CPU Information: Intel(R) Core(TM) i5-3230M CPU @ 2.60GHz
Number of Available Cores: 4
Available memory: 8 GB
Elixir 1.7.3
Erlang 21.0.6
Test 1:
Comparison:
enum.filter 16.71 K
strain.comprehension 13.76 K - 1.21x slower
strain.enum 11.53 K - 1.45x slower
Test 2:
Comparison:
enum.filter 16.03 K
strain.comprehension 10.77 K - 1.49x slower
strain.enum 4.79 K - 3.34x slower
Test 3:
Comparison:
enum.filter 15.70 K
strain.comprehension 13.43 K - 1.17x slower
strain.enum 9.57 K - 1.64x slower
Unsurprisingly, Enum.filter/2
is fastest - this makes sense, since Enum functions are widely used
and I expect they have been heavily optimised.
Also unsurprisingly, our Enum implementation of keep
was the slowest. We expected this, since we
were doing two complete iterations of the list - once for the map
, and once for the reject
. This
function also had a lot more deviation in speed over multiple benchmarking runs - probably just
because there’s more going on in that function to get delayed.
Our comprehension sat very nicely, slightly slower than Enum.filter
, but not by a huge margin - on
average, 1.3 times slower, but still consistently faster than keep_enum
. I would expect that the
benchmarking time on Enum.filter
and keep
(with comprehension) would scale pretty linearly as
well, wheras the keep_enum
implementation would be a bit more unpredictable due to it’s additional
complexity.
Overall, we came to the conclusion that Enum.filter
is the obvious winner when filtering a list.
Not terribly surprising to us!
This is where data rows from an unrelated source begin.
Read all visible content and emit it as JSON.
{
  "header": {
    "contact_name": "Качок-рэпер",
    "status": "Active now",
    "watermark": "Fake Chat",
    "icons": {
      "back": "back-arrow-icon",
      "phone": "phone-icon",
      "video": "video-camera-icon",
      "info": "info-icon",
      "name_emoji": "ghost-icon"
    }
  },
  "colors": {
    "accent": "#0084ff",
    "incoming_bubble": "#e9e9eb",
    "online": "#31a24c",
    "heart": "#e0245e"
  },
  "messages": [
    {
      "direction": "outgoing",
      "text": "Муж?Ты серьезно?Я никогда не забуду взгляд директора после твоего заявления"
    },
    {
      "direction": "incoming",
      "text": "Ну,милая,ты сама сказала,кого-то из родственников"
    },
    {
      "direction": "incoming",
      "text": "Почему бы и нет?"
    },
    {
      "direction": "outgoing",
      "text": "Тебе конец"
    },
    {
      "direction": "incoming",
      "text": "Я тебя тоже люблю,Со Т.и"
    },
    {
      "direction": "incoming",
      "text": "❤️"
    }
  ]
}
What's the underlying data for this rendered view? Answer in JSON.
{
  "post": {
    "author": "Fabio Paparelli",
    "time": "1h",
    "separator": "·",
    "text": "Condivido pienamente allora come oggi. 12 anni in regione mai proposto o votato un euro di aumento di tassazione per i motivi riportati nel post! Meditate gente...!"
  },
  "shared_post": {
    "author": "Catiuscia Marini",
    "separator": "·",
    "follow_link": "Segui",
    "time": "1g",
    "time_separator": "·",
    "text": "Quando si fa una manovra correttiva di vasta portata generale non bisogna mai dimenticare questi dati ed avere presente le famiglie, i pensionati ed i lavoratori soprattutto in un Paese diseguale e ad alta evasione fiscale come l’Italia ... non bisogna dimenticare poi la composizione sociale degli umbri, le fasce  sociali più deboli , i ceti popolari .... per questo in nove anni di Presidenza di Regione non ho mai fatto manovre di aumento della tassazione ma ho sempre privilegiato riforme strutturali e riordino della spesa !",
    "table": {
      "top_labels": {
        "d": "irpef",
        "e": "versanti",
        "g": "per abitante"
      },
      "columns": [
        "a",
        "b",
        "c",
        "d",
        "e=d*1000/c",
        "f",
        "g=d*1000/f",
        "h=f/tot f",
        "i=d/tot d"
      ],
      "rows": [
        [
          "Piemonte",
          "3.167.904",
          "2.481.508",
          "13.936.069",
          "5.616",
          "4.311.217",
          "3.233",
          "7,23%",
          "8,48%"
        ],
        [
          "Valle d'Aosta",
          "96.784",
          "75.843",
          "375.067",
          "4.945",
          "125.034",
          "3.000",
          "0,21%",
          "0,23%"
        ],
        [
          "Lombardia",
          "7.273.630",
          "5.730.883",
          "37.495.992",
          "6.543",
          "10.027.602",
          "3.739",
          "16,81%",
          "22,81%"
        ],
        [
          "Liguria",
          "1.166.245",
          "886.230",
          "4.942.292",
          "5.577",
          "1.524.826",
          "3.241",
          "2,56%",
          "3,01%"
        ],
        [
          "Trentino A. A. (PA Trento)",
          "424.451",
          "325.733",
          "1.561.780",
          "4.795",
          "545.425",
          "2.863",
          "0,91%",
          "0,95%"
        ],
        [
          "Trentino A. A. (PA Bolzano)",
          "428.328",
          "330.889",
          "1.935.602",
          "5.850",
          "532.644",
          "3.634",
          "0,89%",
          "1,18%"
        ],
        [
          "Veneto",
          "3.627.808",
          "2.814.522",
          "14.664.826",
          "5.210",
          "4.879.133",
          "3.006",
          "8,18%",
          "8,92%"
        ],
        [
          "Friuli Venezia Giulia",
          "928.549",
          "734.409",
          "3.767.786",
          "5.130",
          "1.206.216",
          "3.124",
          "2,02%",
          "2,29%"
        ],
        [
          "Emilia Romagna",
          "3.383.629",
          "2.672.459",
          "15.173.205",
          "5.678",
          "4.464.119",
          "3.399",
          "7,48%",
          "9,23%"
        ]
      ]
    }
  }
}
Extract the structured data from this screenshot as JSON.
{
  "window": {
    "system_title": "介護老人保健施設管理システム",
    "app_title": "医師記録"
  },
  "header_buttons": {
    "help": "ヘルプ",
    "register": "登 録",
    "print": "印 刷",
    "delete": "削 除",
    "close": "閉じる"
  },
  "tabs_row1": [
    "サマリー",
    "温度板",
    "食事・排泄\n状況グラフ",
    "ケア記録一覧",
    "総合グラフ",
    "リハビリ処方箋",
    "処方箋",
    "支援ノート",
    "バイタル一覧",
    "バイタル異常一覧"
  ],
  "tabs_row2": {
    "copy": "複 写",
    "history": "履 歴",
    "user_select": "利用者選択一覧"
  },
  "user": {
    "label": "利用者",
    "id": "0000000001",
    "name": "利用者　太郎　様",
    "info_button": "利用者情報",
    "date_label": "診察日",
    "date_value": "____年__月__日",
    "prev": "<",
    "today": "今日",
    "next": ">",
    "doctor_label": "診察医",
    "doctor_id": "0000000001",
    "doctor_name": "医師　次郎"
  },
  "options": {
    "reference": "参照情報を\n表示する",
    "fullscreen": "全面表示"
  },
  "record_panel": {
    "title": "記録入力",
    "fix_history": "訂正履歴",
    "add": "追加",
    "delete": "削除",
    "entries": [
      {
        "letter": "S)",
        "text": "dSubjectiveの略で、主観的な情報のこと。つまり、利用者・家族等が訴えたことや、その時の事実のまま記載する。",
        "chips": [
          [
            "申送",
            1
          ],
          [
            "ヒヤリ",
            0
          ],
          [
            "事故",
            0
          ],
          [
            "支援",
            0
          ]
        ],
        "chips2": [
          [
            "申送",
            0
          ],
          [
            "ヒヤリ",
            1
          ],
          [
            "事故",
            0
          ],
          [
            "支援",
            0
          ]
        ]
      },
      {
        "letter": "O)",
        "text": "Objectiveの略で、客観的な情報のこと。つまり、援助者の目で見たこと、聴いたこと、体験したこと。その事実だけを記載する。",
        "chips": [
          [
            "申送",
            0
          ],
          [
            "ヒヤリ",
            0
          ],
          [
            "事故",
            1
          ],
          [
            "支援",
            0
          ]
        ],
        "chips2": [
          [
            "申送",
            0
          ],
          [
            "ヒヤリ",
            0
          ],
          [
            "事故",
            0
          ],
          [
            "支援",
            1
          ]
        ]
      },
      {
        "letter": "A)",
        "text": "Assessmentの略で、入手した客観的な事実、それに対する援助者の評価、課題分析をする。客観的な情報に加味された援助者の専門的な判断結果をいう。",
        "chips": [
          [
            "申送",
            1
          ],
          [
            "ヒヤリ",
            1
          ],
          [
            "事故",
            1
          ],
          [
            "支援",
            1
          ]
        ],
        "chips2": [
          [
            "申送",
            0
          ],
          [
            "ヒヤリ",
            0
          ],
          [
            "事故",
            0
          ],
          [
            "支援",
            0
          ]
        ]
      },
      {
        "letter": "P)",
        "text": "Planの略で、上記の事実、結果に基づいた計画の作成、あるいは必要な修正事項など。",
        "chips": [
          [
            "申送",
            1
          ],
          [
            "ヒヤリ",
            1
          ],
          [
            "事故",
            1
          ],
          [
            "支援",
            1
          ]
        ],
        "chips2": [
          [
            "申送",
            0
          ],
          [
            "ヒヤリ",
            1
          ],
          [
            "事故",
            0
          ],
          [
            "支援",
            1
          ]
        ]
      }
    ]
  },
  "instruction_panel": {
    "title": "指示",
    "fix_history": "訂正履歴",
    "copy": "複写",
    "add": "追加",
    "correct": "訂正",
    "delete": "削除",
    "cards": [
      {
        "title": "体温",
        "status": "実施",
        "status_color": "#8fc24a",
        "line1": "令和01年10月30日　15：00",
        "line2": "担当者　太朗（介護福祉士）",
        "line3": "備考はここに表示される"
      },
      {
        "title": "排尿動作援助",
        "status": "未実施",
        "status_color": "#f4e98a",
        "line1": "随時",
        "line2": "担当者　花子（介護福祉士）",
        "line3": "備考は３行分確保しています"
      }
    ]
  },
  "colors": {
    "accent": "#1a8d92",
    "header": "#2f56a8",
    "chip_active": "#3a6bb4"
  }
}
We did find that a list comprehension is still worth considering
though, since it’s an extremely capable way of performing map/reduce type operations in a succint
way. We also wrapped up the exercise with a real appreciation for how we maybe shouldn’t jump
straight into Enum
every time just because it’s mentioned in the exercise scenario.